Mt. Gox’s very publicised fall from grace saw it involved in security breaches, data hacks, insider trading, price manipulation, outright theft, fraud, lawsuits, bankruptcy and arrests. On 13 June 2011, Mt. Gox publicly admitted that 478 customer accounts had been hacked, emptying them of some 25,000 BTC worth about $400,000 USD at the time, now worth some $1.5 billion.
It was later revealed that hackers appeared to have taken small amounts of Bitcoin continuously over the period of years that apparently went undetected. Over the years that followed, it is estimated that some 850,000 BTC were either lost, stolen or misplaced.
Mt.
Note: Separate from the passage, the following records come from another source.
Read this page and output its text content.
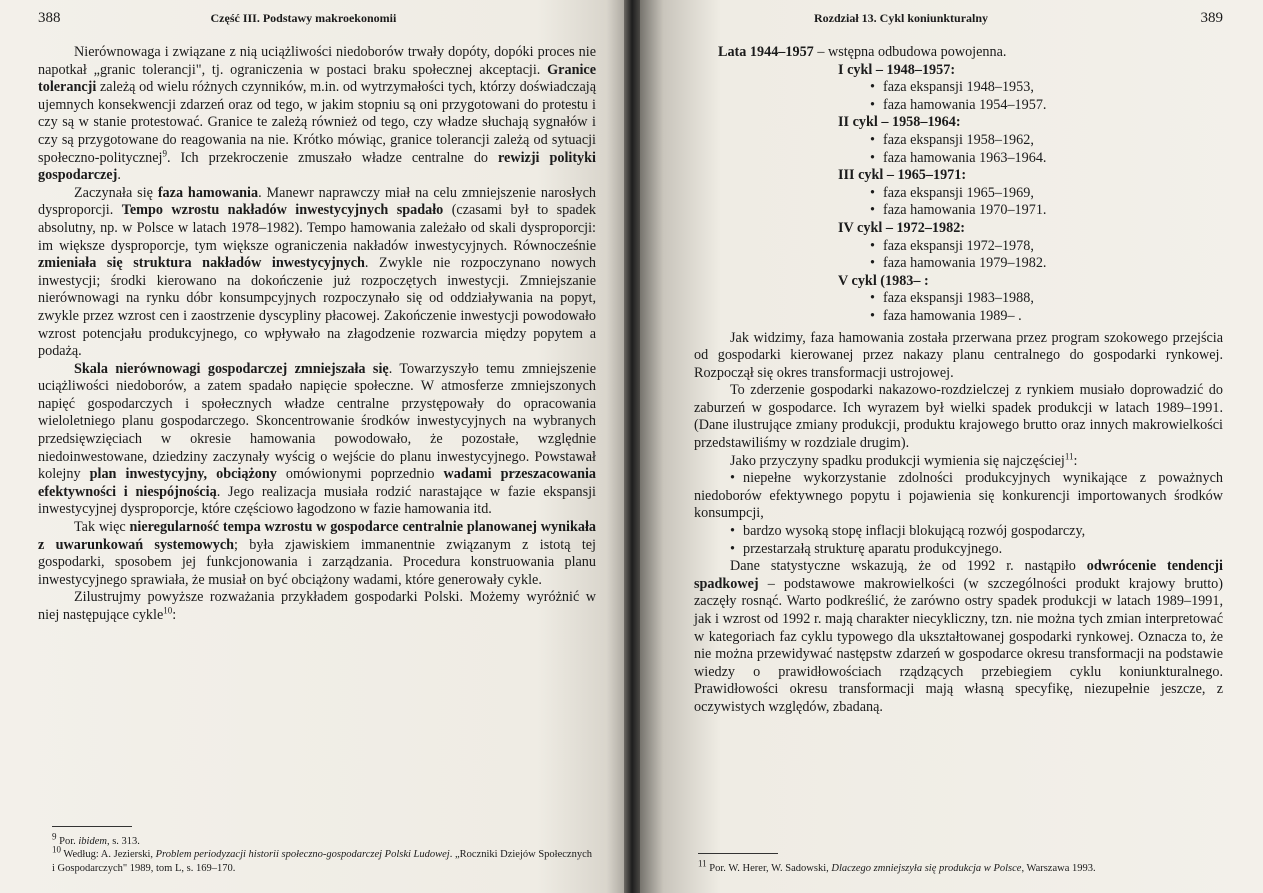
388	Część III. Podstawy makroekonomii

Nierównowaga i związane z nią uciążliwości niedoborów trwały dopóty, dopóki proces nie napotkał „granic tolerancji", tj. ograniczenia w postaci braku społecznej akceptacji. Granice tolerancji zależą od wielu różnych czynników, m.in. od wytrzymałości tych, którzy doświadczają ujemnych konsekwencji zdarzeń oraz od tego, w jakim stopniu są oni przygotowani do protestu i czy są w stanie protestować. Granice te zależą również od tego, czy władze słuchają sygnałów i czy są przygotowane do reagowania na nie. Krótko mówiąc, granice tolerancji zależą od sytuacji społeczno-politycznej$^9$. Ich przekroczenie zmuszało władze centralne do rewizji polityki gospodarczej.

Zaczynała się faza hamowania. Manewr naprawczy miał na celu zmniejszenie narosłych dysproporcji. Tempo wzrostu nakładów inwestycyjnych spadało (czasami był to spadek absolutny, np. w Polsce w latach 1978–1982). Tempo hamowania zależało od skali dysproporcji: im większe dysproporcje, tym większe ograniczenia nakładów inwestycyjnych. Równocześnie zmieniała się struktura nakładów inwestycyjnych. Zwykle nie rozpoczynano nowych inwestycji; środki kierowano na dokończenie już rozpoczętych inwestycji. Zmniejszanie nierównowagi na rynku dóbr konsumpcyjnych rozpoczynało się od oddziaływania na popyt, zwykle przez wzrost cen i zaostrzenie dyscypliny płacowej. Zakończenie inwestycji powodowało wzrost potencjału produkcyjnego, co wpływało na złagodzenie rozwarcia między popytem a podażą.

Skala nierównowagi gospodarczej zmniejszała się. Towarzyszyło temu zmniejszenie uciążliwości niedoborów, a zatem spadało napięcie społeczne. W atmosferze zmniejszonych napięć gospodarczych i społecznych władze centralne przystępowały do opracowania wieloletniego planu gospodarczego. Skoncentrowanie środków inwestycyjnych na wybranych przedsięwzięciach w okresie hamowania powodowało, że pozostałe, względnie niedoinwestowane, dziedziny zaczynały wyścig o wejście do planu inwestycyjnego. Powstawał kolejny plan inwestycyjny, obciążony omówionymi poprzednio wadami przeszacowania efektywności i niespójnością. Jego realizacja musiała rodzić narastające w fazie ekspansji inwestycyjnej dysproporcje, które częściowo łagodzono w fazie hamowania itd.

Tak więc nieregularność tempa wzrostu w gospodarce centralnie planowanej wynikała z uwarunkowań systemowych; była zjawiskiem immanentnie związanym z istotą tej gospodarki, sposobem jej funkcjonowania i zarządzania. Procedura konstruowania planu inwestycyjnego sprawiała, że musiał on być obciążony wadami, które generowały cykle.

Zilustrujmy powyższe rozważania przykładem gospodarki Polski. Możemy wyróżnić w niej następujące cykle$^{10}$:

$^9$ Por. ibidem, s. 313.

$^{10}$ Według: A. Jezierski, Problem periodyzacji historii społeczno-gospodarczej Polski Ludowej. „Roczniki Dziejów Społecznych i Gospodarczych" 1989, tom L, s. 169–170.

Rozdział 13. Cykl koniunkturalny	389
Lata 1944–1957 – wstępna odbudowa powojenna.
I cykl – 1948–1957:
• faza ekspansji 1948–1953,
• faza hamowania 1954–1957.
II cykl – 1958–1964:
• faza ekspansji 1958–1962,
• faza hamowania 1963–1964.
III cykl – 1965–1971:
• faza ekspansji 1965–1969,
• faza hamowania 1970–1971.
IV cykl – 1972–1982:
• faza ekspansji 1972–1978,
• faza hamowania 1979–1982.
V cykl (1983– :
• faza ekspansji 1983–1988,
• faza hamowania 1989– .

Jak widzimy, faza hamowania została przerwana przez program szokowego przejścia od gospodarki kierowanej przez nakazy planu centralnego do gospodarki rynkowej. Rozpoczął się okres transformacji ustrojowej.

To zderzenie gospodarki nakazowo-rozdzielczej z rynkiem musiało doprowadzić do zaburzeń w gospodarce. Ich wyrazem był wielki spadek produkcji w latach 1989–1991. (Dane ilustrujące zmiany produkcji, produktu krajowego brutto oraz innych makrowielkości przedstawiliśmy w rozdziale drugim).

Jako przyczyny spadku produkcji wymienia się najczęściej$^{11}$:

• niepełne wykorzystanie zdolności produkcyjnych wynikające z poważnych niedoborów efektywnego popytu i pojawienia się konkurencji importowanych środków konsumpcji,

• bardzo wysoką stopę inflacji blokującą rozwój gospodarczy,

• przestarzałą strukturę aparatu produkcyjnego.

Dane statystyczne wskazują, że od 1992 r. nastąpiło odwrócenie tendencji spadkowej – podstawowe makrowielkości (w szczególności produkt krajowy brutto) zaczęły rosnąć. Warto podkreślić, że zarówno ostry spadek produkcji w latach 1989–1991, jak i wzrost od 1992 r. mają charakter niecykliczny, tzn. nie można tych zmian interpretować w kategoriach faz cyklu typowego dla ukształtowanej gospodarki rynkowej. Oznacza to, że nie można przewidywać następstw zdarzeń w gospodarce okresu transformacji na podstawie wiedzy o prawidłowościach rządzących przebiegiem cyklu koniunkturalnego. Prawidłowości okresu transformacji mają własną specyfikę, niezupełnie jeszcze, z oczywistych względów, zbadaną.

$^{11}$ Por. W. Herer, W. Sadowski, Dlaczego zmniejszyła się produkcja w Polsce, Warszawa 1993.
Gox filed for bankruptcy in February 2014 with the investigation into the missing Bitcoin still ongoing, with thousands of customers still awaiting news of their missing funds.
The importance of what happened at Mt. Gox cannot be understated. Perhaps the most important lesson learnt was never fully entrust your bitcoin to an exchange and immortalised the slogan; “Not your keys, Not your Bitcoin”.
In spite of the events of Silk Road and Mt. Gox, the years that followed saw several major online websites and international companies including Microsoft, begin to accept bitcoin as a payment option.
To prevent future exchanges and customers getting ‘Goxed’, a new term dubbed by the industry, increased regulation and security measures were implemented, the Wild West days of bitcoin were over.
Today, Bitcoin is almost unrecognisable from its early days as a novel experiment in cryptography. Shedding its image as a tool for dark web criminals and money laundering, bitcoin is gaining widespread mainstream attention, adoption and investment from some of the worlds biggest financial institutions and high net worth individuals.